Morgen im Ecks-Kino Niebüll: Unter dem Decknamen Citizenfour hatte Anfang 2013 Edward Snowden (Foto), ehemaliger Mitarbeiter der NSA (Nationale Sicherheitsbehörde der USA) mit verschlüsselten E-Mails Kontakt mit der Journalistin und Dokumentarfilmerin Laura Poitras aufgenommen. Es kommt zu einem geheimen Treffen in einem Hotel in Hongkong, an dem neben Snowden und Poitras auch Ewen MacAskill (Geheimdienstreporter des Guardian) und Glenn Greenwald (Journalist und Rechtsanalt von Laura Poitras) teilnehmen. Sie verbringen acht Tage in diesem Hotel, aus Gründen der Geheimhaltung in wechselnden Zimmern. Aufnahmen dieser Tage bilden die Basis des Dokumentarfilms „Citizenfour“ (2014) von Laura Poitras.
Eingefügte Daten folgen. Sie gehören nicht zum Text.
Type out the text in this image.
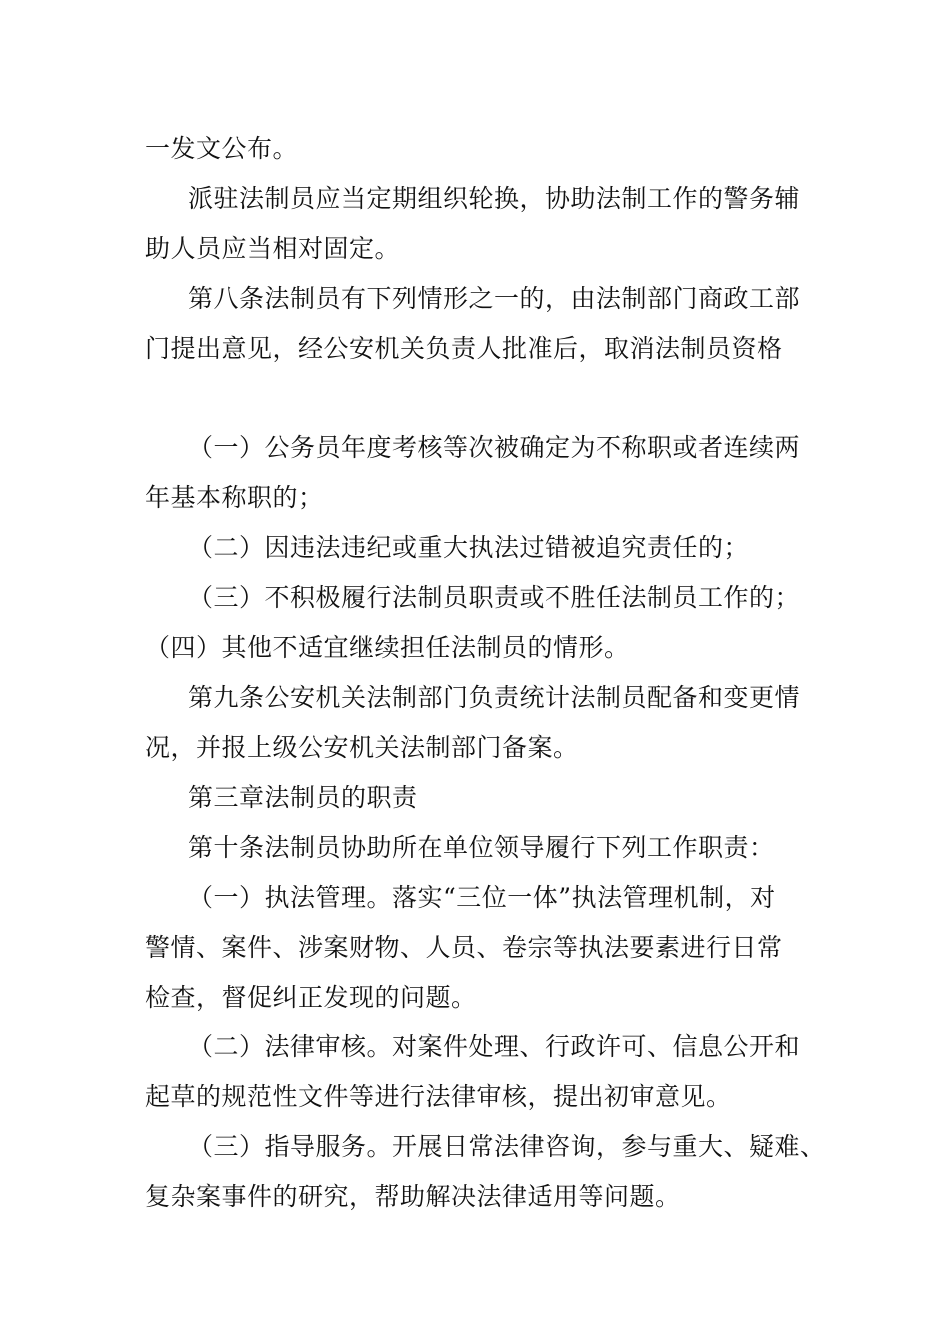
一发文公布。
派驻法制员应当定期组织轮换，协助法制工作的警务辅
助人员应当相对固定。
第八条法制员有下列情形之一的，由法制部门商政工部
门提出意见，经公安机关负责人批准后，取消法制员资格
（一）公务员年度考核等次被确定为不称职或者连续两
年基本称职的；
（二）因违法违纪或重大执法过错被追究责任的；
（三）不积极履行法制员职责或不胜任法制员工作的；
（四）其他不适宜继续担任法制员的情形。
第九条公安机关法制部门负责统计法制员配备和变更情
况，并报上级公安机关法制部门备案。
第三章法制员的职责
第十条法制员协助所在单位领导履行下列工作职责：
（一）执法管理。落实“三位一体”执法管理机制，对
警情、案件、涉案财物、人员、卷宗等执法要素进行日常
检查，督促纠正发现的问题。
（二）法律审核。对案件处理、行政许可、信息公开和
起草的规范性文件等进行法律审核，提出初审意见。
（三）指导服务。开展日常法律咨询，参与重大、疑难、
复杂案事件的研究，帮助解决法律适用等问题。
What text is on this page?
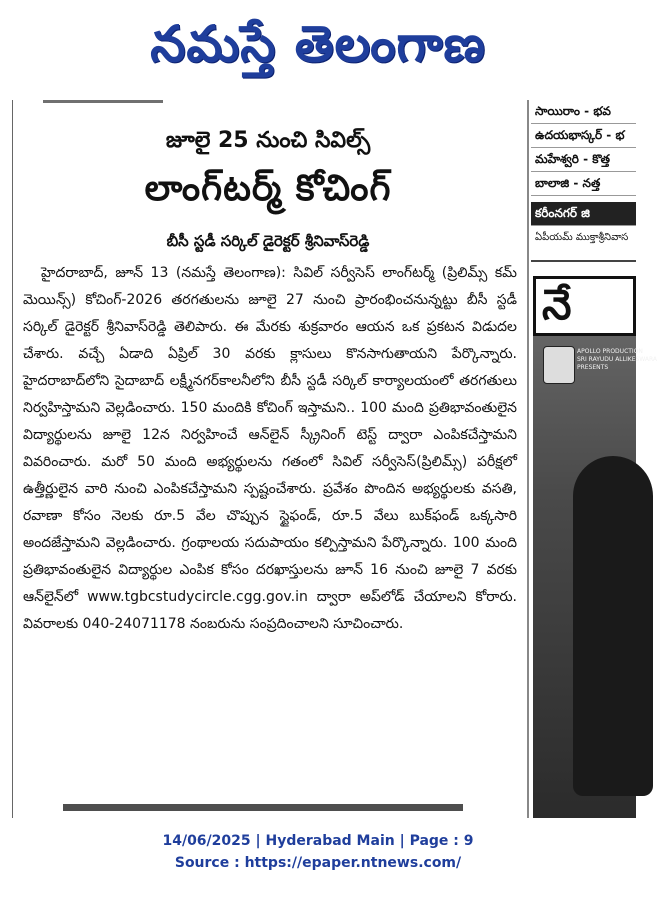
నమస్తే తెలంగాణ
జూలై 25 నుంచి సివిల్స్
లాంగ్‌టర్మ్ కోచింగ్
బీసీ స్టడీ సర్కిల్ డైరెక్టర్ శ్రీనివాస్‌రెడ్డి

హైదరాబాద్, జూన్ 13 (నమస్తే తెలంగాణ): సివిల్ సర్వీసెస్ లాంగ్‌టర్మ్ (ప్రిలిమ్స్ కమ్ మెయిన్స్) కోచింగ్-2026 తరగతులను జూలై 27 నుంచి ప్రారంభించనున్నట్టు బీసీ స్టడీ సర్కిల్ డైరెక్టర్ శ్రీనివాస్‌రెడ్డి తెలిపారు. ఈ మేరకు శుక్రవారం ఆయన ఒక ప్రకటన విడుదల చేశారు. వచ్చే ఏడాది ఏప్రిల్ 30 వరకు క్లాసులు కొనసాగుతాయని పేర్కొన్నారు. హైదరాబాద్‌లోని సైదాబాద్ లక్ష్మీనగర్‌కాలనీలోని బీసీ స్టడీ సర్కిల్ కార్యాలయంలో తరగతులు నిర్వహిస్తామని వెల్లడించారు. 150 మందికి కోచింగ్ ఇస్తామని.. 100 మంది ప్రతిభావంతులైన విద్యార్థులను జూలై 12న నిర్వహించే ఆన్‌లైన్ స్క్రీనింగ్ టెస్ట్ ద్వారా ఎంపికచేస్తామని వివరించారు. మరో 50 మంది అభ్యర్థులను గతంలో సివిల్ సర్వీసెస్(ప్రిలిమ్స్) పరీక్షలో ఉత్తీర్ణులైన వారి నుంచి ఎంపికచేస్తామని స్పష్టంచేశారు. ప్రవేశం పొందిన అభ్యర్థులకు వసతి, రవాణా కోసం నెలకు రూ.5 వేల చొప్పున స్టైఫండ్, రూ.5 వేలు బుక్‌ఫండ్ ఒక్కసారి అందజేస్తామని వెల్లడించారు. గ్రంథాలయ సదుపాయం కల్పిస్తామని పేర్కొన్నారు. 100 మంది ప్రతిభావంతులైన విద్యార్థుల ఎంపిక కోసం దరఖాస్తులను జూన్ 16 నుంచి జూలై 7 వరకు ఆన్‌లైన్‌లో www.tgbcstudycircle.cgg.gov.in ద్వారా అప్‌లోడ్ చేయాలని కోరారు. వివరాలకు 040-24071178 నంబరును సంప్రదించాలని సూచించారు.

సాయిరాం - భవ
ఉదయభాస్కర్ - భ
మహేశ్వరి - కొత్త
బాలాజి - నత్త
కరీంనగర్ జి
ఏపీయమ్ ముక్తాశ్రీనివాస
నే
APOLLO PRODUCTION
SRI RAYUDU ALLIKESWARA
PRESENTS
14/06/2025 | Hyderabad Main | Page : 9
Source : https://epaper.ntnews.com/
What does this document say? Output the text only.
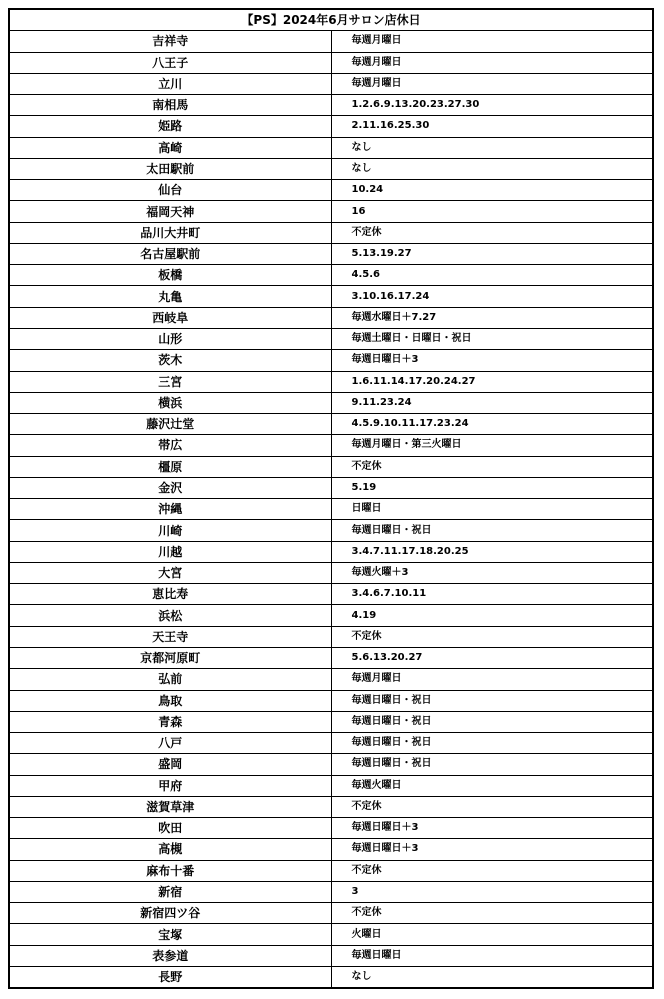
【PS】2024年6月サロン店休日	
吉祥寺	毎週月曜日
八王子	毎週月曜日
立川	毎週月曜日
南相馬	1.2.6.9.13.20.23.27.30
姫路	2.11.16.25.30
高崎	なし
太田駅前	なし
仙台	10.24
福岡天神	16
品川大井町	不定休
名古屋駅前	5.13.19.27
板橋	4.5.6
丸亀	3.10.16.17.24
西岐阜	毎週水曜日＋7.27
山形	毎週土曜日・日曜日・祝日
茨木	毎週日曜日＋3
三宮	1.6.11.14.17.20.24.27
横浜	9.11.23.24
藤沢辻堂	4.5.9.10.11.17.23.24
帯広	毎週月曜日・第三火曜日
橿原	不定休
金沢	5.19
沖縄	日曜日
川崎	毎週日曜日・祝日
川越	3.4.7.11.17.18.20.25
大宮	毎週火曜＋3
恵比寿	3.4.6.7.10.11
浜松	4.19
天王寺	不定休
京都河原町	5.6.13.20.27
弘前	毎週月曜日
鳥取	毎週日曜日・祝日
青森	毎週日曜日・祝日
八戸	毎週日曜日・祝日
盛岡	毎週日曜日・祝日
甲府	毎週火曜日
滋賀草津	不定休
吹田	毎週日曜日＋3
高槻	毎週日曜日＋3
麻布十番	不定休
新宿	3
新宿四ツ谷	不定休
宝塚	火曜日
表参道	毎週日曜日
長野	なし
Alle Szenen im Film sind original, nichts ist nachgestellt.

Der Film ist nicht spannend im klassischen Sinne, aber die Fakten und Indizien, die im Verlauf der Gespräche über die Abhör- und Überwachungspraktiken der USA und ihrer Verbündeten offengelegt werden, sind atemberaubend. Das ungemütliche und lähmende Gefühl unter ständiger Beobachtung zu stehen, teilt sich dem Zuschauer mit. „I am not the story here“, sagt Snowden. Ihm geht es allein um die Sache. Er riskiert Verfolgung und Gefängnis, „weil das nicht so schwer wiege, wie die Einschränkung seiner geistigen Freiheit“. (Süddeutsche Zeitung) Laura Poitras: „Ich mache keine Filme, um eine politische Botschaft unter die Leute zu bringen. Mich interessieren in erster Linie die menschlichen Konsequenzen des NSA-Skandals – und die Tragik eines Mannes, der sich einer größeren Sache opfert.“

Neben der deutschen ist es vor allem die internationale Presse – New York Times, The Guardian, die britische BBC und andere – die den Film positiv bewerten. Citizenfour erhielt 2014 den Oscar für die beste Dokumentation. Der Film wird am Mittwoch, 6. Mai, 20 Uhr, in Ecks Kino gezeigt.